The parents' guide to what's in this book.
What parents need to know
- Parents say
- Kids say
What's the story?
Entering seventh grade at her upscale private school, nothing's going right for Kirsten. Her parents aren't speaking to each other, her best friend, Rory, has abandoned her for the mean social queen bee of their grade, and she's gained 30 pounds in the last few months. But on the first day she meets new kid Walk -- one of the very few African-Americans at her school -- and they soon strike up a friendship.
Kirsten's mother isn't happy about this new friendship and advises her to "be one of the crowd." Perhaps a new pair of boots from Nordstrom's will help. But when a shocking family secret -- the source of the friction between her parents -- is revealed, it's Kirsten's good heart and common sense that will pull them through.
Is it any good?
This shouldn't work. First of all, the "fat girl abandoned by friend for popular mean girl" plot has been done -- to death. Second, the story hinges on an unlikely melodramatic coincidence that comes out of left field. Add in an awkward structure of alternating chapters about Kirsten and Walk -- the former in first person, the latter in third -- and you should have a mess.

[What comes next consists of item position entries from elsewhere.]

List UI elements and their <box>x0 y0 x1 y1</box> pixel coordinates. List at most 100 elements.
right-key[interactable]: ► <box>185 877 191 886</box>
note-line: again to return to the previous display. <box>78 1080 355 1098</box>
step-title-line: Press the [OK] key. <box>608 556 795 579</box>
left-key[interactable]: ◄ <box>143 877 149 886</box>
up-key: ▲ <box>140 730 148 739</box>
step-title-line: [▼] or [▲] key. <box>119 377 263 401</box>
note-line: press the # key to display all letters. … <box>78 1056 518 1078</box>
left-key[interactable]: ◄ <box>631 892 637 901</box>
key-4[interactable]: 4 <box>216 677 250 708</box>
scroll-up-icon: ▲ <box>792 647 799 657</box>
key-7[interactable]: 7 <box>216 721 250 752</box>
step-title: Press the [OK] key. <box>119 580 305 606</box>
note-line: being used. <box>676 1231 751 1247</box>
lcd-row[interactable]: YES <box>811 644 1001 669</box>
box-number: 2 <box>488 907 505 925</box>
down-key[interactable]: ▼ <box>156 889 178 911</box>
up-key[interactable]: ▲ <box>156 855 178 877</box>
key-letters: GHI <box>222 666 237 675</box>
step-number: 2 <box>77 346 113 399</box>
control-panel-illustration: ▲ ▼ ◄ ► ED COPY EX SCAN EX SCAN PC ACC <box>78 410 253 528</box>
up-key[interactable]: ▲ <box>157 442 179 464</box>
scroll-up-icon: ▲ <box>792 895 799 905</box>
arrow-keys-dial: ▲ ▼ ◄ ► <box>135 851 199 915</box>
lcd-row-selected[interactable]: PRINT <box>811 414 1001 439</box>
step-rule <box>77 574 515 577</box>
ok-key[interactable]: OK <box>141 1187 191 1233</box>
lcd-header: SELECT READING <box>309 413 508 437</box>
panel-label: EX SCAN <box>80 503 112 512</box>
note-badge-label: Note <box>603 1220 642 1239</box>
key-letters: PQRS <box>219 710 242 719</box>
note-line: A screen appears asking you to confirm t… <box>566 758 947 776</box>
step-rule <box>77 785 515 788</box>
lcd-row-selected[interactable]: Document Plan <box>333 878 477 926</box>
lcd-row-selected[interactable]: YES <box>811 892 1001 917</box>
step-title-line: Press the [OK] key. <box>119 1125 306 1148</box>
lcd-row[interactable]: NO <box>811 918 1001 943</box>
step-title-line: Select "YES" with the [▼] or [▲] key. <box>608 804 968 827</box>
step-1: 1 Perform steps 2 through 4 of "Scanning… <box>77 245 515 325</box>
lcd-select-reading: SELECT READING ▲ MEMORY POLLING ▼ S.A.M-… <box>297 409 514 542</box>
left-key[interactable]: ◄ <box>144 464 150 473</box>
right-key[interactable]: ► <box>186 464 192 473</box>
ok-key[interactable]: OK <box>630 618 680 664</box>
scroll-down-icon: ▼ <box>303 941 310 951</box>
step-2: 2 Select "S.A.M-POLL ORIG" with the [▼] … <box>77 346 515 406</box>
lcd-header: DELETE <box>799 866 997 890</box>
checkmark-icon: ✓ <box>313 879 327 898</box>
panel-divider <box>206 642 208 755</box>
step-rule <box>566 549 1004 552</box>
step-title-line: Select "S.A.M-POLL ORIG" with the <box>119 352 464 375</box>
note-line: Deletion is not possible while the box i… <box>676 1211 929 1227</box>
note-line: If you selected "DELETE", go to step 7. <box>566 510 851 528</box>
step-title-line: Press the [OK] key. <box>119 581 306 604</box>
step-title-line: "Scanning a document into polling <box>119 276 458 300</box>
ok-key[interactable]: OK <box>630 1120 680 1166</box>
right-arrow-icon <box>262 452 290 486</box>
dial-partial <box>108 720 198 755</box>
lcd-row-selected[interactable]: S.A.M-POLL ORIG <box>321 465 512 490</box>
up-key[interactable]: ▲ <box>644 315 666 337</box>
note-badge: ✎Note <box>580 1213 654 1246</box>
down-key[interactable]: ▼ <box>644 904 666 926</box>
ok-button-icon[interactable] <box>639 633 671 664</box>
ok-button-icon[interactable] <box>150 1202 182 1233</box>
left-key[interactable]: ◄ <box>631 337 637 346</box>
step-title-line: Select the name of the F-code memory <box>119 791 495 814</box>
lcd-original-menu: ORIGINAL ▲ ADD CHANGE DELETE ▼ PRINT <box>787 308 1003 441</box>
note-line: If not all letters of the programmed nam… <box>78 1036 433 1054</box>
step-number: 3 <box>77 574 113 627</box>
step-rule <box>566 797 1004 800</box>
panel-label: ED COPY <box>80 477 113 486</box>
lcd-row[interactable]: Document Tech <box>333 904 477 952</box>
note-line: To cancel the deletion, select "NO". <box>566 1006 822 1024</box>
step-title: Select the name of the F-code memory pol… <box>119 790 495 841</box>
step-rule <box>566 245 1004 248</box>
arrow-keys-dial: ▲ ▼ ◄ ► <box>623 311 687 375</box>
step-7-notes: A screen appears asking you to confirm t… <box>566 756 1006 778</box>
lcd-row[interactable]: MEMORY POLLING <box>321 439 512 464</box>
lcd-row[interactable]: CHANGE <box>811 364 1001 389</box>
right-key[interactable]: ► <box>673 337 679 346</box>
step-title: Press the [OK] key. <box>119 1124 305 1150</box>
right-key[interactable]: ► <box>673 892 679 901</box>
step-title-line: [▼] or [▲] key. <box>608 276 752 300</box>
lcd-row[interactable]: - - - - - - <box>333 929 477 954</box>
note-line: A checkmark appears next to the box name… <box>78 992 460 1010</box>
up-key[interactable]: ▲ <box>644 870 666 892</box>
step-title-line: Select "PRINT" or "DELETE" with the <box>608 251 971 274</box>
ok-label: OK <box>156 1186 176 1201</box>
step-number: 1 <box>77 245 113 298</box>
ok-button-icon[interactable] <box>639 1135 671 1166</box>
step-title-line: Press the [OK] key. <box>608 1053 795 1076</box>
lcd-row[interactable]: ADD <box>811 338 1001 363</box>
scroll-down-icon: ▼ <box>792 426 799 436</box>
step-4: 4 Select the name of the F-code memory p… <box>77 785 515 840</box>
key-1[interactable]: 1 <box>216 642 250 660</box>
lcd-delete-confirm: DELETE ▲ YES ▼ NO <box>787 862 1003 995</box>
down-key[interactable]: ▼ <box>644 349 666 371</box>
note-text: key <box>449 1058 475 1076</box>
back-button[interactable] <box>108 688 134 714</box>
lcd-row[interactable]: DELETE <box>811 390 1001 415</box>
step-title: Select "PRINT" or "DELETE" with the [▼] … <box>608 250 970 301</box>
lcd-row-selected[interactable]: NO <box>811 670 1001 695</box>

But author Gennifer Choldenko, who won a Newbery Honor two years ago for Al Capone Does My Shirts, knows how to draw readers in and keep them there. Kirsten and Walk are winning protagonists (and Kirsten's voice is snappy-humorous), the short alternating chapters keep readers wanting more, and, just when you think you know where it's all going, the big coincidence adds a fascinating level of complexity. For a book with so little action, it's awfully hard to put down.